The salient features of the modified drug policy (1986) as announced on 15 September 1994 are:

  1. Abolition of Industrial Licensing for all bulk drugs, their intermediates and formulations except five bulk drugs of the public sector.
  2. Foreign investment up to 51 per cent will be automatically permitted in the case of bulk drugs, their intermediaries and their formulations.
  3. Automatic approval for foreign technology agreements shall be given in case of all bulk drugs, their intermediaries and formulations, except those produced by the use of recombinant DNA technology.
  4. In the case of basic manufacture, the rate of return would be higher by 4 per cent over the existing rates which are 14 per cent on net worth or 22 per cent on capital employed.
  5. The National Pharmaceutical Pricing Authority to entrust with the task of price fixation/revision and other related matters.
  6. Government to keep a close watch on the prices of medicines which are taken out of price control.
  7. A National Drug Authority to be set up to look after the quality control aspects, national use of drugs, and related matters.
  8. To provide better focus to all matters relating to developing and promotion of indigenous and other systems of medicines, a separate department would be created by the Ministry of Health and Family Welfare.

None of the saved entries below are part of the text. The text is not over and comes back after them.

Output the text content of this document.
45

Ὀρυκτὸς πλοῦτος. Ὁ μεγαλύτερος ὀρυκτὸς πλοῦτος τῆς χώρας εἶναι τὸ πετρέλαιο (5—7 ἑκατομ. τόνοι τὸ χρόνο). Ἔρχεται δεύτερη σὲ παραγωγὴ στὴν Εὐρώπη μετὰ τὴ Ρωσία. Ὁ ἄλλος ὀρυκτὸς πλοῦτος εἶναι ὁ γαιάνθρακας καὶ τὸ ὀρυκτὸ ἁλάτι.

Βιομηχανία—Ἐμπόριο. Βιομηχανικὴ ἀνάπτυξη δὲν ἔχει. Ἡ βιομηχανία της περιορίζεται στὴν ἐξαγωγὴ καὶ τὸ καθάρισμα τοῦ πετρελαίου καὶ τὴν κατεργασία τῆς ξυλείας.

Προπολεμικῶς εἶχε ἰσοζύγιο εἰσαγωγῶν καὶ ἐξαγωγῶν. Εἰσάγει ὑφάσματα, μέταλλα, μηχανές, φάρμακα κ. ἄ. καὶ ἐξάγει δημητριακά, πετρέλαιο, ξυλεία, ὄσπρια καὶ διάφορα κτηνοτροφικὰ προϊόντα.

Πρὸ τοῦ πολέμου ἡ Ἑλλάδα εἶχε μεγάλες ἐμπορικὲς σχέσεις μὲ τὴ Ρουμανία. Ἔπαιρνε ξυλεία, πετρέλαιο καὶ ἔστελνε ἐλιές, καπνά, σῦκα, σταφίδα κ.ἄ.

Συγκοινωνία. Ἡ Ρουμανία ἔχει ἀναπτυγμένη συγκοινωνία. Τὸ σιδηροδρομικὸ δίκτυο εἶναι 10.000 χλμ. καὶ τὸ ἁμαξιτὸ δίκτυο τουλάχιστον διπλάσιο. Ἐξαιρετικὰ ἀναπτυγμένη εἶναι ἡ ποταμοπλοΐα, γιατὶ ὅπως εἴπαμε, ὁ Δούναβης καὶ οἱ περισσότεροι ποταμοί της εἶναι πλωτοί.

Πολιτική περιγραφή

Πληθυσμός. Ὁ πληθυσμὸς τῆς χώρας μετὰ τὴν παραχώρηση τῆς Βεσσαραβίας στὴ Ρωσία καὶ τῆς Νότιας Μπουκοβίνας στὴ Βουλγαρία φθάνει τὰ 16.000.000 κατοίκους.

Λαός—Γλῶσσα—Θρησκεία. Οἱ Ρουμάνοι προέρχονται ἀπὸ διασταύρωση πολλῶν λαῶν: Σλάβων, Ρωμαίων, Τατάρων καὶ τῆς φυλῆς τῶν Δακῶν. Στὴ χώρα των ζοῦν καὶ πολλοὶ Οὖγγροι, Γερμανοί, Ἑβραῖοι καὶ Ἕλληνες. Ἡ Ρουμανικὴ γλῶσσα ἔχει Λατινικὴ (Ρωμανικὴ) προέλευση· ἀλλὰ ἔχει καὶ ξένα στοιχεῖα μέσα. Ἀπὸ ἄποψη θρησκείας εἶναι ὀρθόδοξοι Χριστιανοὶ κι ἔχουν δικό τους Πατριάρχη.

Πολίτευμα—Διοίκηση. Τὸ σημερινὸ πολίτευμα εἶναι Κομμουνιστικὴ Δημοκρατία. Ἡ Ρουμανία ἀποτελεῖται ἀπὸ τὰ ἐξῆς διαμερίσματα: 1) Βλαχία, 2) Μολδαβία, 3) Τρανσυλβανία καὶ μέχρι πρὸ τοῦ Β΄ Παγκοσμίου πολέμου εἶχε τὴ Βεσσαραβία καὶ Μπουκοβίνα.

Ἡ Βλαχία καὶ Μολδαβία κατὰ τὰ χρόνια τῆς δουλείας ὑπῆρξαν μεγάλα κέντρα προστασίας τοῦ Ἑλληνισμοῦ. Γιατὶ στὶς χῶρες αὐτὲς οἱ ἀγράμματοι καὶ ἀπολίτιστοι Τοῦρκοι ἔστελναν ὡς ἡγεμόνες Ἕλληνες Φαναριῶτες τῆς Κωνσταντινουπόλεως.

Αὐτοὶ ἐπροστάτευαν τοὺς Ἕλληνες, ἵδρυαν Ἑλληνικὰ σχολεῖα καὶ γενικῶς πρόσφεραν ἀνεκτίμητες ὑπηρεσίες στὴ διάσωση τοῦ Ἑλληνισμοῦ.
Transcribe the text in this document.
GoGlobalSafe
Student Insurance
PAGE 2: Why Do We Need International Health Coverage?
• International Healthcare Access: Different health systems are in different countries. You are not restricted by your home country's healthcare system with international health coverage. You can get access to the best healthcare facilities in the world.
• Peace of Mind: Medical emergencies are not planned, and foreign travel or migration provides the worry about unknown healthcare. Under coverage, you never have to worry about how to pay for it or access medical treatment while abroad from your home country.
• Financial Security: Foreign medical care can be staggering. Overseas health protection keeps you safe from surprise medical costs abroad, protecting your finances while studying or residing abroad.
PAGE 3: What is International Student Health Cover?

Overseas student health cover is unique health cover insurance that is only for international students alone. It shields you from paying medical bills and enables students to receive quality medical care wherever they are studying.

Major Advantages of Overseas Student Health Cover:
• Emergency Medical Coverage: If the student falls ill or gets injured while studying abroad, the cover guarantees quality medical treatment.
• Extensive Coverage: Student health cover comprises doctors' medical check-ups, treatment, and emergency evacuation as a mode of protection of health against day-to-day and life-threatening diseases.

Pharmaceutical Policy, 2002

The Government of India announced the New Pharmaceutical Policy 2002. The salient features of the policy are:

  1. Industrial licensing for all bulk drugs to be cleared by Drug Controller General of India.
  2. Foreign direct investment up to 100 per cent will be permitted subject to the stipulations laid down from time to time.
  3. Automatic approval for foreign technology agreement.
  4. Ceiling price may be fixed for any formulation.
  5. The government will keep a close watch on the prices of medicines.
  6. Price fixation by the Pharmaceutical Pricing Authority, an independent body of experts.